Biden’s main problem is this fundraiser with a fossil-fuel-tied host. That and he didn’t really seem to have a lot to say on the issue beyond a kind of “trust me” outlook.

Klobuchar lost points for her stances on nuclear power and fracking. While natural gas is better than coal when responsibly extracted, it’s not great and there’s plenty of evidence that it’s not responsibly extracted in too many cases. If the industry wants to be a bridge, it needs to show itself to be a safe one, not a rickety one. She did a good job talking about the opportunities with farms, as did several other candidates.

The climate is a big deal, and the Democratic candidates have set themselves apart from the Republicans by showing themselves to be thoughtful and studious on the issues. The challenge will come in implementing any of their plans, should a Democrat be inaugurated in 2021. But that’s always been a challenge, so long as Republicans have denied reality. It’s hard to move a couch when the other person carrying it doesn’t believe in the stairs.

In general, the 2020 Democratic candidates form a healthy slate. Most of the candidates are worth considering, and it’s hard to pick a favorite out of the pack. We will see how the debate goes this Thursday, and one hopes a few of the climate issues (maybe nuclear power, for example) can be brought up to help the candidates further explain how they approach the issue.

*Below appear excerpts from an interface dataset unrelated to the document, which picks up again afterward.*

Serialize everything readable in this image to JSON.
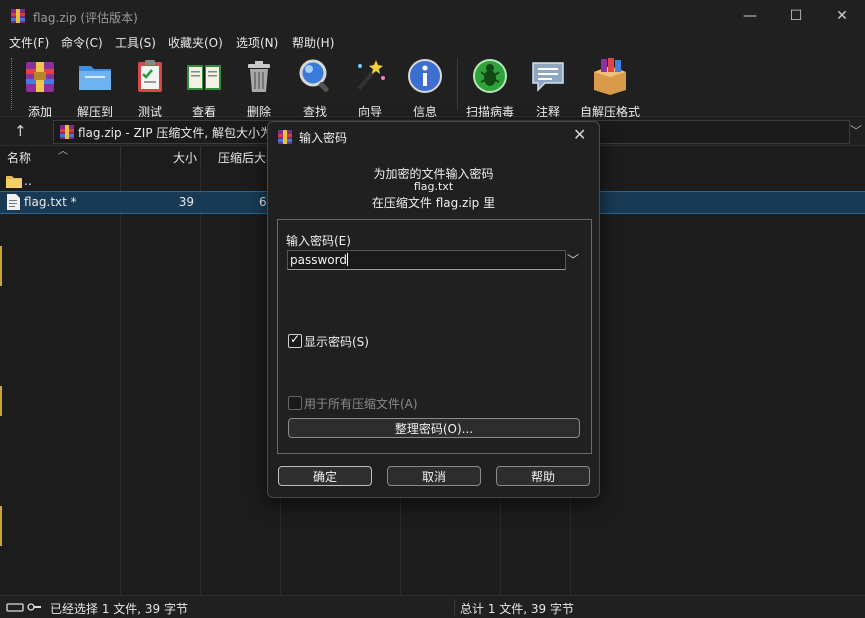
{
  "window": {
    "title": "flag.zip (评估版本)"
  },
  "menu": [
    "文件(F)",
    "命令(C)",
    "工具(S)",
    "收藏夹(O)",
    "选项(N)",
    "帮助(H)"
  ],
  "toolbar": [
    {
      "label": "添加",
      "icon": "add-archive-icon"
    },
    {
      "label": "解压到",
      "icon": "extract-to-folder-icon"
    },
    {
      "label": "测试",
      "icon": "test-clipboard-icon"
    },
    {
      "label": "查看",
      "icon": "view-book-icon"
    },
    {
      "label": "删除",
      "icon": "delete-trash-icon"
    },
    {
      "label": "查找",
      "icon": "find-magnifier-icon"
    },
    {
      "label": "向导",
      "icon": "wizard-wand-icon"
    },
    {
      "label": "信息",
      "icon": "info-icon"
    },
    {
      "label": "扫描病毒",
      "icon": "scan-virus-icon"
    },
    {
      "label": "注释",
      "icon": "comment-bubble-icon"
    },
    {
      "label": "自解压格式",
      "icon": "sfx-box-icon"
    }
  ],
  "address": {
    "text": "flag.zip - ZIP 压缩文件, 解包大小为"
  },
  "columns": [
    "名称",
    "大小",
    "压缩后大小"
  ],
  "rows": [
    {
      "name": "..",
      "size": "",
      "packed": "",
      "selected": false
    },
    {
      "name": "flag.txt *",
      "size": "39",
      "packed": "6",
      "selected": true
    }
  ],
  "status": {
    "left": "已经选择 1 文件, 39 字节",
    "right": "总计 1 文件, 39 字节"
  },
  "dialog": {
    "title": "输入密码",
    "line1": "为加密的文件输入密码",
    "line2": "flag.txt",
    "line3": "在压缩文件 flag.zip 里",
    "password_label": "输入密码(E)",
    "password_value": "password",
    "show_password_label": "显示密码(S)",
    "show_password_checked": true,
    "use_all_label": "用于所有压缩文件(A)",
    "use_all_checked": false,
    "organize_button": "整理密码(O)...",
    "ok_button": "确定",
    "cancel_button": "取消",
    "help_button": "帮助"
  },
  "colors": {
    "accent_selection": "#183a55",
    "background": "#1c1c1c"
  }
}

As to plans, they will be changed to become law. And they will be changed after they are law. Some changes good, others bad. There will be mistakes and unexpected wins, both. But we have to act on it. The Republicans fail to even propose plans on many of the pressing issues of the day, where for every single one there will be at least a few Democratic proposals.

That failure is a fundamental problem for our nation. The Republicans that cannot plan cannot lead. And yet there they are, in the driver’s seat of our nation, pressing nobs, turning buttons, and doing a whole lot of damage and nothing particularly useful. It is a shame.